You walk into the lab with a tablet in hand, pretending to review data, when in reality your gaze lingers on him before it ever touches any screen. It doesn’t matter if it’s a barely visible scratch on his forearm, a stray lock of tangled hair, or a smear of mud on his uniform: your eyes find it. They always do.
“You’ve got…” your voice falters a little, so you clear your throat “you’ve got a mark here.” You point carefully, without daring to touch him, because you know contact makes him uncomfortable.
“Yes, I already know”.
He only tilts his head slightly, as if he doesn’t understand why you noticed. His eyes lock with yours for just an instant, and then he slips back into his usual silence. But you’ve already registered everything: the faint tremor in his fingers, the trace of exhaustion under his eyes, even the way he clenches his jaw when someone talks too close to him.
The rest of the team smiles when they catch your disguised obsession. They’ve seen you stop to brush a speck of dust off his gear, point out the smallest cut.
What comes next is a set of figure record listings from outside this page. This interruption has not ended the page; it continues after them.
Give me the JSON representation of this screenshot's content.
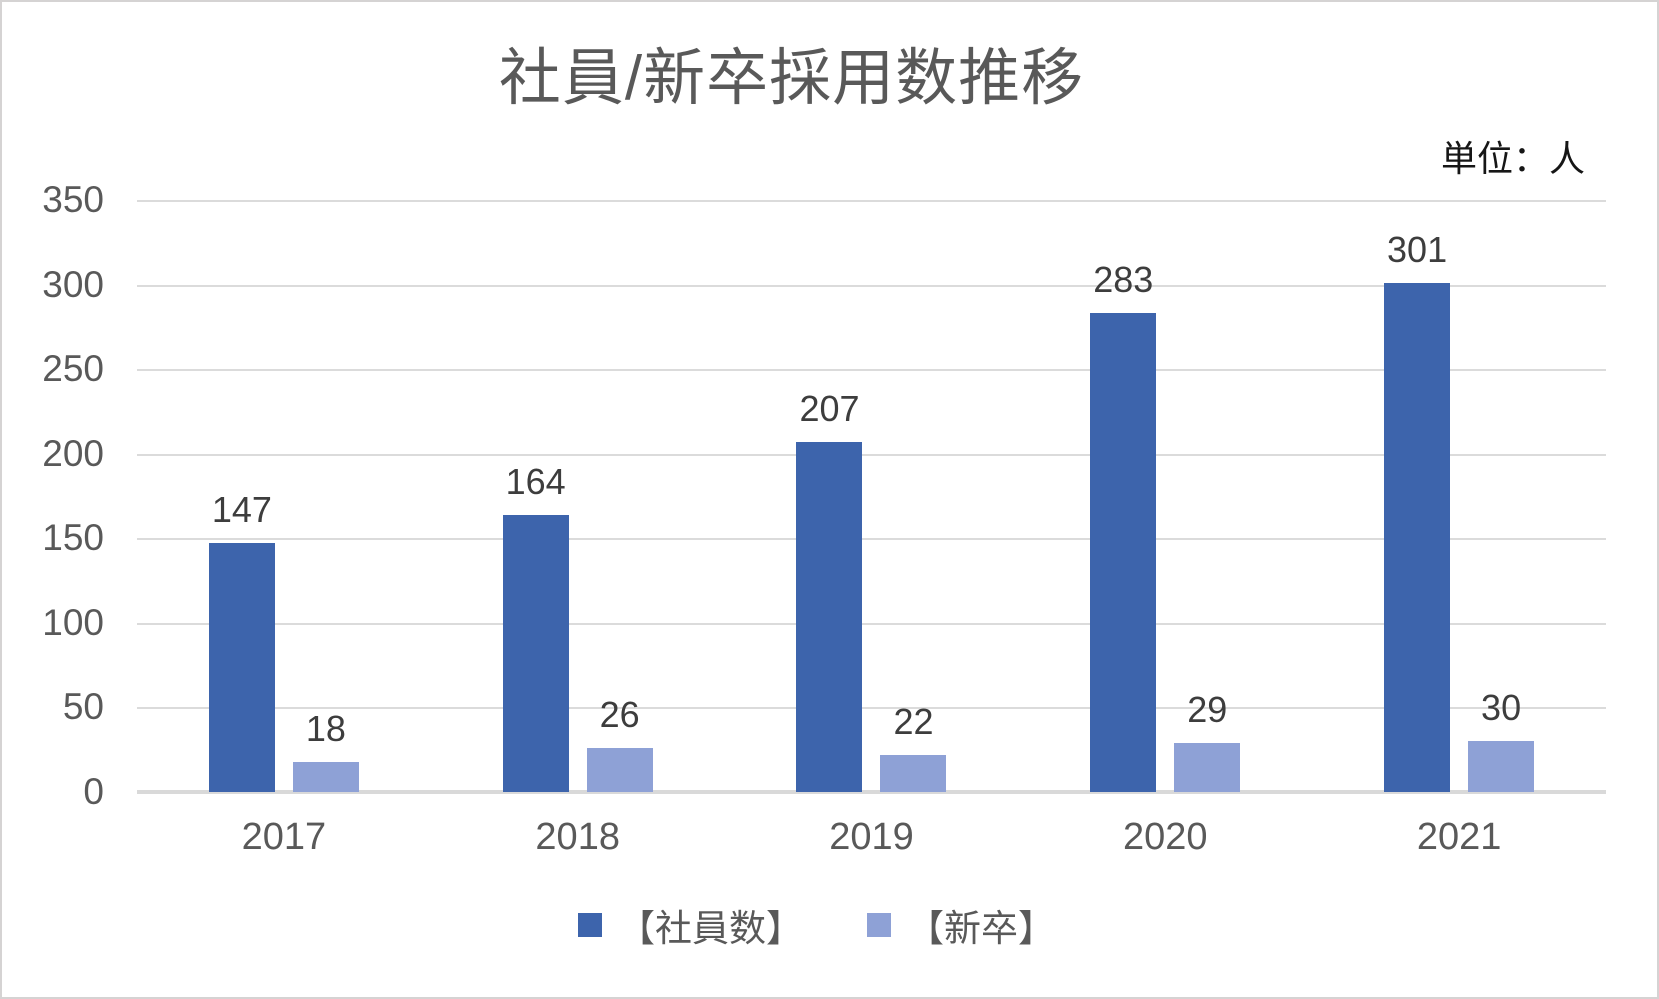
{
  "chart": {
    "title": "社員/新卒採用数推移",
    "unit_label": "単位：人"
  },
  "chart_data": {
    "type": "bar",
    "title": "社員/新卒採用数推移",
    "unit_label": "単位：人",
    "categories": [
      "2017",
      "2018",
      "2019",
      "2020",
      "2021"
    ],
    "series": [
      {
        "key": "employees",
        "name": "【社員数】",
        "color": "#3D64AC",
        "values": [
          147,
          164,
          207,
          283,
          301
        ]
      },
      {
        "key": "new-grads",
        "name": "【新卒】",
        "color": "#8EA1D6",
        "values": [
          18,
          26,
          22,
          29,
          30
        ]
      }
    ],
    "y_ticks": [
      0,
      50,
      100,
      150,
      200,
      250,
      300,
      350
    ],
    "ylim": [
      0,
      350
    ],
    "xlabel": "",
    "ylabel": "",
    "grid": true,
    "data_labels": true,
    "legend_position": "bottom",
    "colors": {
      "gridline": "#D9D9D9",
      "axis_text": "#595959",
      "data_label_text": "#3D3D3D",
      "title_text": "#595959",
      "unit_text": "#161616",
      "background": "#FFFFFF",
      "border": "#D5D3D3"
    }
  }
}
They take it lightly, as if you’re just an overly attentive assistant.
You, on the other hand, live it differently: the fear that Sam might notice too much and misinterpret it. The fear that he might realize that behind every observation there’s more than science, more than professionalism. There’s a worry that beats too strongly, an affection you hide between clinical reports and clumsy excuses.